Заведующую Центром социальной реабилитации подростков Людмилу Никитичну Загальскую все — и воспитанники, и сотрудники — за глаза и в глаза называли «Наша мама», а впоследствии невольно сократили до «Нашмамы». Ее заместитель по хозчасти — прапорщик-пенсионер Арсентьев — соответственно был «Нашпапой». На 50–60 не самых послушных подростков были еще два воспитателя и повар. 5 любящих и жалеющих детей взрослых сделали невозможное: из места временного пребывания, где малолетних бомжей должны были всего лишь вымыть, накормить и вылечить чесотку, они создали дом, где заброшенные, никому не нужные, по сути, без вины обездоленные судьбой дети чувствовали искренний интерес к себе, заботу и внимание. Вместо установленного инструкцией месяца-другого пребывания их правдами и неправдами оставляли на полгода, год, пока сквозь обиду, злобу и ожесточенность, искалечившие душу, не начинали проклевываться ростки нормальных человеческих чувств: любопытства, удивления, уверенности, юмора, благодарности. Здесь приучали к труду и искали способности, здесь главным во всех отношениях, ситуациях, проблемах, вопросах и планах было понятие справедливости. Несправедливо, если Колька будет мыть пол, а ты — рисовать. Мойте вдвоем и рисуйте вдвоем. Справедливо, если все на всех поровну — работа, забота, отдых, еда, удовольствия. Им не говорили, что в жизни справедливости почти не осталось, им внушали — каждый должен быть справедливым, и тогда жизнь станет лучше. Не бойся — и все сможешь. Загальская была убеждена: чтобы помочь подростку вырасти человеком — нужно вложить в его характер и душу стержень-сплав из любви, понимания справедливости и уверенности в себе. И для многих, почти для всех, эти 6–8 месяцев в Центре становились фундаментом будущей судьбы.
Через 8 месяцев Светлана Иванова, отпраздновав накануне свой 14-й день рождения, уезжала из Центра в Старооскольский детдом, где директорствовал ученик и воспитанник Загальской, в сущности, другим человеком: у нее была цель — учиться и получить профессию, у нее были друзья, которых она не потеряет при любом географическом расстоянии между ними, она уже понимала, что не только мир должен ей, но и она — миру, она научилась заботиться не только о себе, но и сопереживать чужой боли. Она была уверена: все в жизни получится. И больше ничего не боялась.

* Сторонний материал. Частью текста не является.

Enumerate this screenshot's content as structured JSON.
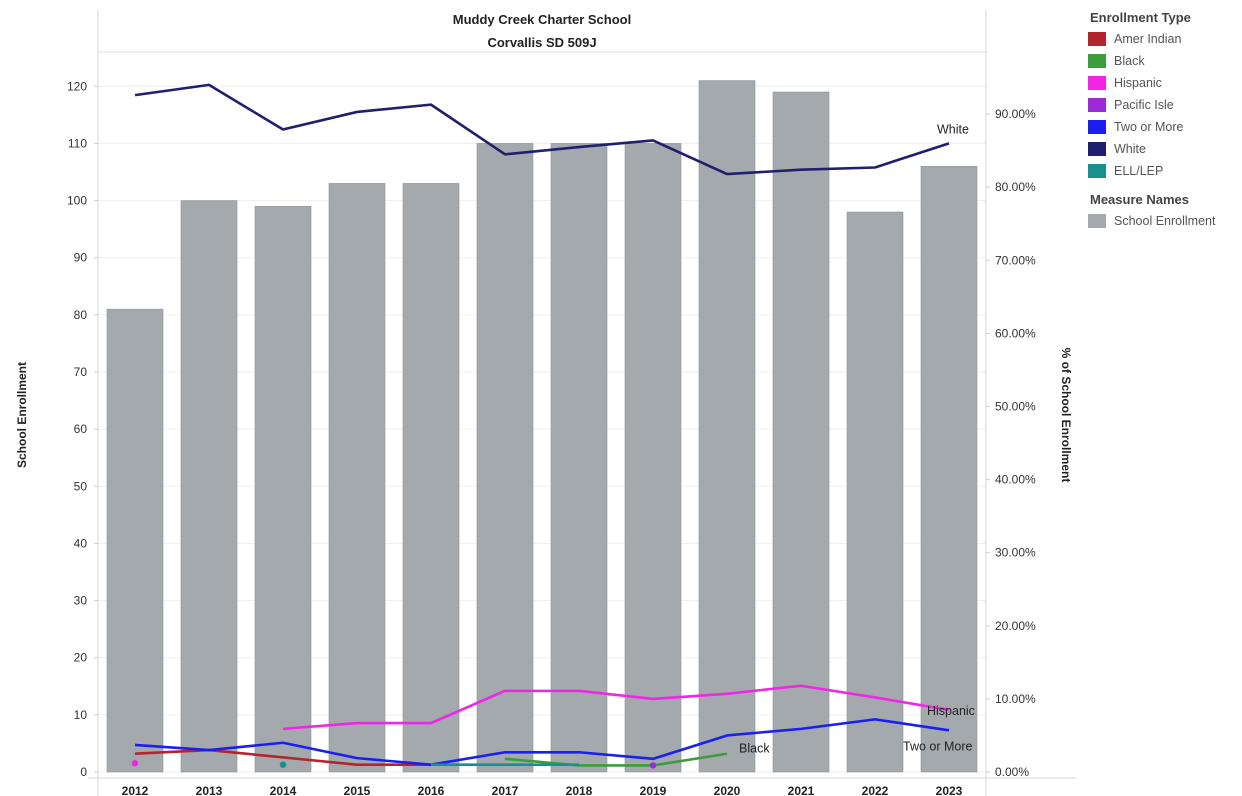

Жемчужникова гладила тонкими пальцами потемневшее старинное зеркало в треснувшей дубовой раме, недавно купленное у антиквара, и пыталась представить, сохранятся ли этот таинственный полумрак и легкая нечеткость изображения в новой раме, кованой из металла, ажурной и строгой. Она обустраивала свой Дом.
11.
В доме шел ремонт. В нем участвовали все, вплоть до малышей, потому что это был не детдом, а их общий Дом.
Светлана, задумавшись, безотчетно грызла ручку малярной кисти, желтая краска капала на рабочий фартук: «Чего же тут не хватает? Нет, что-то не то!» Она расписывала стену в игровой для младших: ярко-зеленый луг, большие ромашки там-сям, вверху — кудрявые улыбающиеся облака. Она тряхнула рыжеватыми волнистыми прядками и уверенной рукой дописала в центре луга круглого белого в черный горошек теленка с большими глазами и длиннющими ресницами. Все завершилось. Но теленка не было в утвержденном эскизе, и подглядывавший из-за двери Шибздик тут же понесся ябедничать директору, вопя на весь коридор: «Толя Романыч! Толя Романыч! А Светка корову в горошек пририсовала! Без эскиза!» И что?! Она — Главный маляр в этом ремонте и была вправе это сделать! «Вот же ябеда! Хоть ты побей его за углом! Нет, лучше надрать уши!»
Кончался август. Таяли ее последние дни дома. 31-го она уезжала учиться в Белгород в строительный колледж. Волнения и боязни не было, только немножко грустно. Ей было здесь хорошо этот год. Она была своей и любимой. Она собрала в ящик банки с краской, скатала от стены целлофан и ахнула, увидев потеки желтой краски на фартуке: «Вот раззява! Ну каждый раз так!» Впереди ждали рыбы и водоросли на стене в раздевалке душевой.
…Жемчужникова с сомнением смотрела на кованые ножки пуфика для прихожей: «Нет, не вписывается!» Кованая рама старинного зеркала и ажурные решетки жардиньерки были прекрасным единым целым. А вот пуфик — нет, он был красивым, но отдельным, хотя мотивы ковки повторялись.